Aquella pregunta repentina hizo que los ojos de Natanael se oscurecieran.
—¿Qué quieres decir?
Cecilia miró a la persona que tenía delante. Natanael no era sólo su marido desde hacía tres años, sino también el hombre al que había perseguido y amado durante doce años. Tragando la amargura de su garganta, Cecilia pensó en las palabras de Paula y dijo:
—Natanael, si hay alguien que te gusta, puedes estar con...
Antes de que pudiera terminar la frase, Natanael ya la había interrumpido:
—Estás loca.
Al final, la vida consiste en dejarse llevar continuamente. Cuando Natanael se fue, Cecilia se quedó sola en el balcón, con la mirada perdida en la lluvia. Tenía que admitir que, incluso después de doce años de adorar a Natanael, seguía sin entenderle.
El sonido de la lluvia era a veces claro y a veces amortiguado. Hacía un mes, el médico le había dicho:
—Sra. Sosa, sus nervios auditivos y su sistema nervioso central han sufrido cambios patológicos que, en consecuencia, han provocado un mayor deterioro de su audición.
—¿No hay forma de tratarlo? —preguntó Cecilia.
El médico negó con la cabeza.
—La pérdida de audición neurosensorial a largo plazo no responde bien a la medicación. Mi consejo sería que siguiera usando el audífono para la rehabilitación auditiva.
Cecilia comprendió lo que quería decir el médico; no había cura disponible. Se quitó el audífono. En el mundo de Cecilia, todo empezó a tranquilizarse. No estaba acostumbrada a un mundo tan tranquilo. Al entrar en el salón, encendió la televisión.

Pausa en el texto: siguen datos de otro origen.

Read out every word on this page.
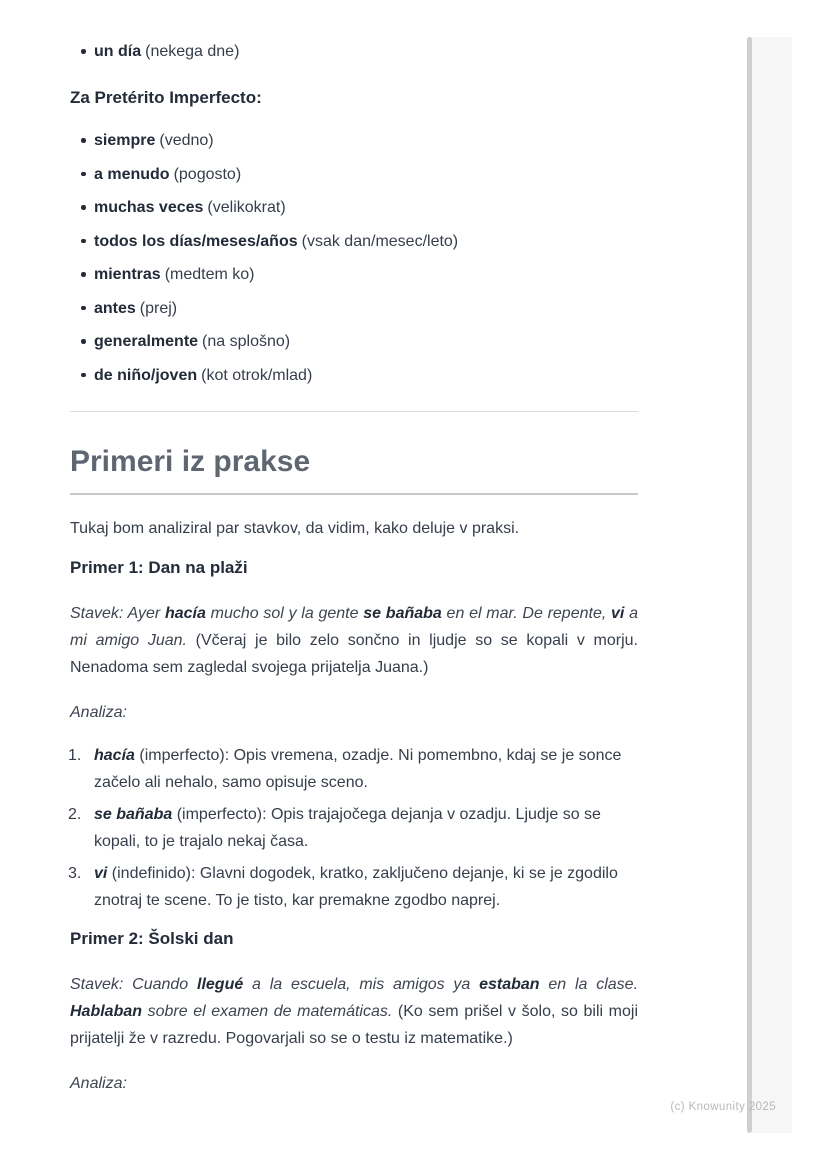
un día (nekega dne)
Za Pretérito Imperfecto:
siempre (vedno)
a menudo (pogosto)
muchas veces (velikokrat)
todos los días/meses/años (vsak dan/mesec/leto)
mientras (medtem ko)
antes (prej)
generalmente (na splošno)
de niño/joven (kot otrok/mlad)
Primeri iz prakse

Tukaj bom analiziral par stavkov, da vidim, kako deluje v praksi.

Primer 1: Dan na plaži

Stavek: Ayer hacía mucho sol y la gente se bañaba en el mar. De repente, vi a mi amigo Juan. (Včeraj je bilo zelo sončno in ljudje so se kopali v morju. Nenadoma sem zagledal svojega prijatelja Juana.)

Analiza:

hacía (imperfecto): Opis vremena, ozadje. Ni pomembno, kdaj se je sonce začelo ali nehalo, samo opisuje sceno.
se bañaba (imperfecto): Opis trajajočega dejanja v ozadju. Ljudje so se kopali, to je trajalo nekaj časa.
vi (indefinido): Glavni dogodek, kratko, zaključeno dejanje, ki se je zgodilo znotraj te scene. To je tisto, kar premakne zgodbo naprej.
Primer 2: Šolski dan

Stavek: Cuando llegué a la escuela, mis amigos ya estaban en la clase. Hablaban sobre el examen de matemáticas. (Ko sem prišel v šolo, so bili moji prijatelji že v razredu. Pogovarjali so se o testu iz matematike.)

Analiza:

(c) Knowunity 2025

Subió el volumen al máximo y sólo entonces apenas se oyó un leve sonido. La televisión emitía una entrevista con Estela Rojas, la internacionalmente aclamada reina de las canciones de amor, a su regreso al país.
La mano de Cecilia, que sostenía el mando a distancia, temblaba. No era por otra razón, sino porque Estela había sido una vez el primer amor de Natanael. Después de muchos años separados, seguía siendo tan bella como siempre. Se enfrentaba a la cámara con soltura y confianza, ya no era la Cenicienta tímida y cohibida que antaño buscaba el apoyo económico de la familia Sosa.

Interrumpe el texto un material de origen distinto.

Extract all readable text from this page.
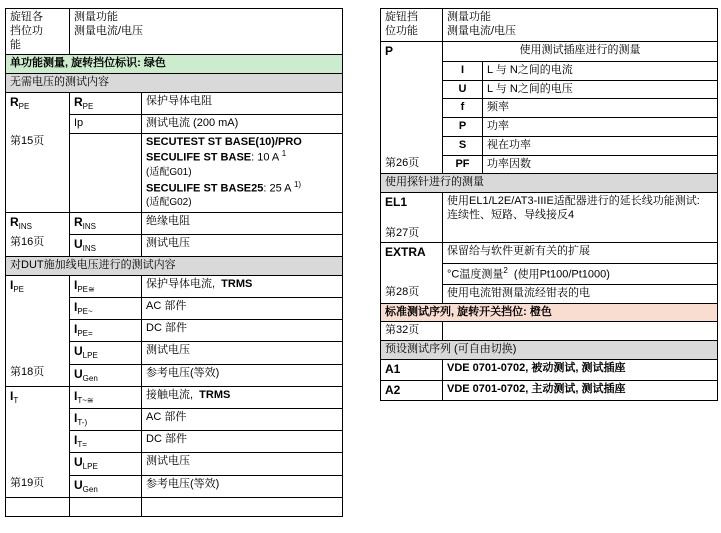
旋钮各
挡位功
能	测量功能
测量电流/电压	
单功能测量, 旋转挡位标识: 绿色		
无需电压的测试内容		
$R_{PE}$	$R_{PE}$	保护导体电阻
	Ip	测试电流 (200 mA)
第15页		SECUTEST ST BASE(10)/PRO
SECULIFE ST BASE: 10 A $^1$
(适配G01)
SECULIFE ST BASE25: 25 A $^{1)}$
(适配G02)
$R_{INS}$	$R_{INS}$	绝缘电阻
第16页	$U_{INS}$	测试电压
对DUT施加线电压进行的测试内容		
$I_{PE}$	$I_{PE≅}$	保护导体电流,  TRMS
	$I_{PE\sim}$	AC 部件
	$I_{PE=}$	DC 部件
	$U_{LPE}$	测试电压
第18页	$U_{Gen}$	参考电压(等效)
$I_T$	$I_{T\sim≅}$	接触电流,  TRMS
	$I_{T-)}$	AC 部件
	$I_{T=}$	DC 部件
	$U_{LPE}$	测试电压
第19页	$U_{Gen}$	参考电压(等效)

旋钮挡
位功能	测量功能
测量电流/电压	
P	使用测试插座进行的测量	
	I	L 与 N之间的电流
	U	L 与 N之间的电压
	f	频率
	P	功率
	S	视在功率
第26页	PF	功率因数
使用探针进行的测量		
EL1	使用EL1/L2E/AT3-IIIE适配器进行的延长线功能测试: 连续性、短路、导线接反4	
第27页		
EXTRA	保留给与软件更新有关的扩展	
	°C温度测量$^2$  (使用Pt100/Pt1000)	
第28页	使用电流钳测量流经钳表的电	
标准测试序列, 旋转开关挡位: 橙色		
第32页		
预设测试序列 (可自由切换)		
A1	VDE 0701-0702, 被动测试, 测试插座	
A2	VDE 0701-0702, 主动测试, 测试插座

Cuando los periodistas le preguntaron a Estela por qué había vuelto, respondió con valentía:
—He vuelto para recuperar a mi primer amor.
El mando a distancia que Cecilia tenía en la mano cayó al suelo. Al mismo tiempo, su corazón se hundió. La lluvia parecía haberse intensificado.

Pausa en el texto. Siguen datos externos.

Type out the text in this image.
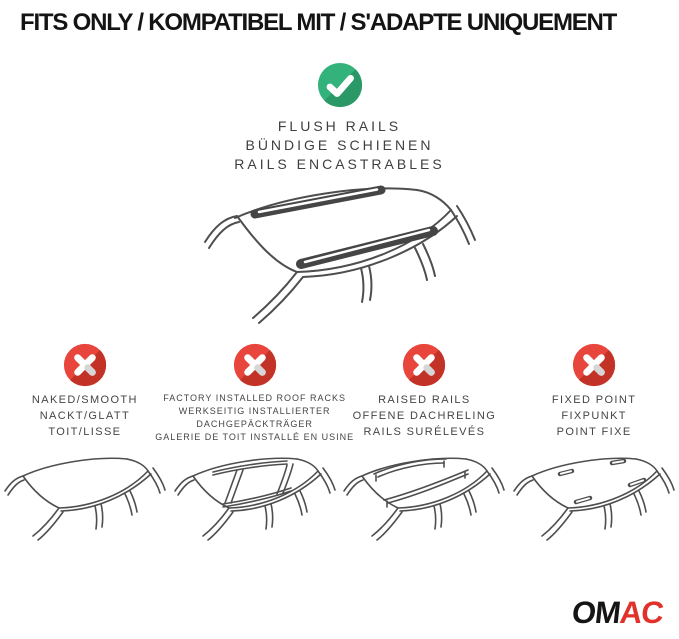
FITS ONLY / KOMPATIBEL MIT / S'ADAPTE UNIQUEMENT
FLUSH RAILS
BÜNDIGE SCHIENEN
RAILS ENCASTRABLES
NAKED/SMOOTH
NACKT/GLATT
TOIT/LISSE
FACTORY INSTALLED ROOF RACKS
WERKSEITIG INSTALLIERTER
DACHGEPÄCKTRÄGER
GALERIE DE TOIT INSTALLÉ EN USINE
RAISED RAILS
OFFENE DACHRELING
RAILS SURÉLEVÉS
FIXED POINT
FIXPUNKT
POINT FIXE
OMAC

Cecilia tenía miedo. Temía que Estela le arrebatara a Natanael. Por aquel entonces, era la hija predilecta de la familia Sosa, pero aún así no podía eclipsar a Estela, que no tenía antecedentes. Ahora, Estela se había convertido en una cantante de canciones de amor de fama internacional, que rebosaba confianza y positividad. Naturalmente, no era su rival.
Cecilia, presa del pánico, apagó rápidamente el televisor y se dispuso a recoger el desayuno. Cuando llegó a la cocina, se dio cuenta de que Natanael se había dejado el teléfono. Tomó el aparato, lo desbloqueó accidentalmente y sus ojos se posaron en un mensaje de texto sin leer que aparecía en la pantalla.